Illustration: Aïda Amer/Axios

Much of the discussion around the future of work focuses on what is already disappearing: jobs in factories, on farms, and in restaurants.

But coming automation-fueled job losses and changes will reverberate far beyond — and eventually reach seemingly safe workers in Silicon Valley and on Wall Street.

  • And those in-demand workers may not be prepared for what's coming, as the bulk of government and company reskilling efforts are targeted toward the lower end.

What's happening: A number of companies are trying to prep their high-skilled workers for the future. Google for instance has put a third of its engineering workforce through AI training, and Amazon's new $700 million upskilling effort will target its Seattle workers as well as warehouse employees.

  • "Some of the top firms are realizing that a lot of their folks who are making six figures are in the bullseye," says Erik Brynjolfsson, director of MIT's Initiative on the Digital Economy.

The big picture: But the impact may be larger than the response thus far.
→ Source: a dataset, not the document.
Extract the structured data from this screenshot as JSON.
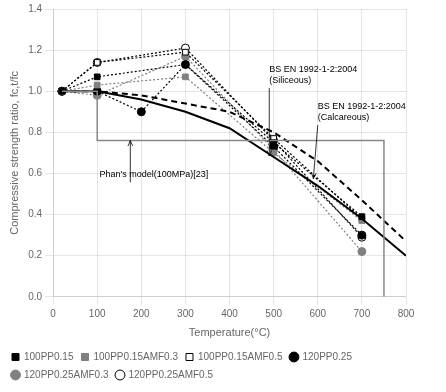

  • Per a recent report from Brookings, around 40% of the tasks done by computer programmers and web developers are susceptible to automation. For information security analysts, the number is 65%. For computer network architects, it's 52%.
  • Jobs outside of tech, like radiologists, financial analysts and lawyers, are also at risk.
  • "Everyone is going to have to learn new skills — even the most sophisticated technologists themselves," says Susan Lund of the McKinsey Global Institute.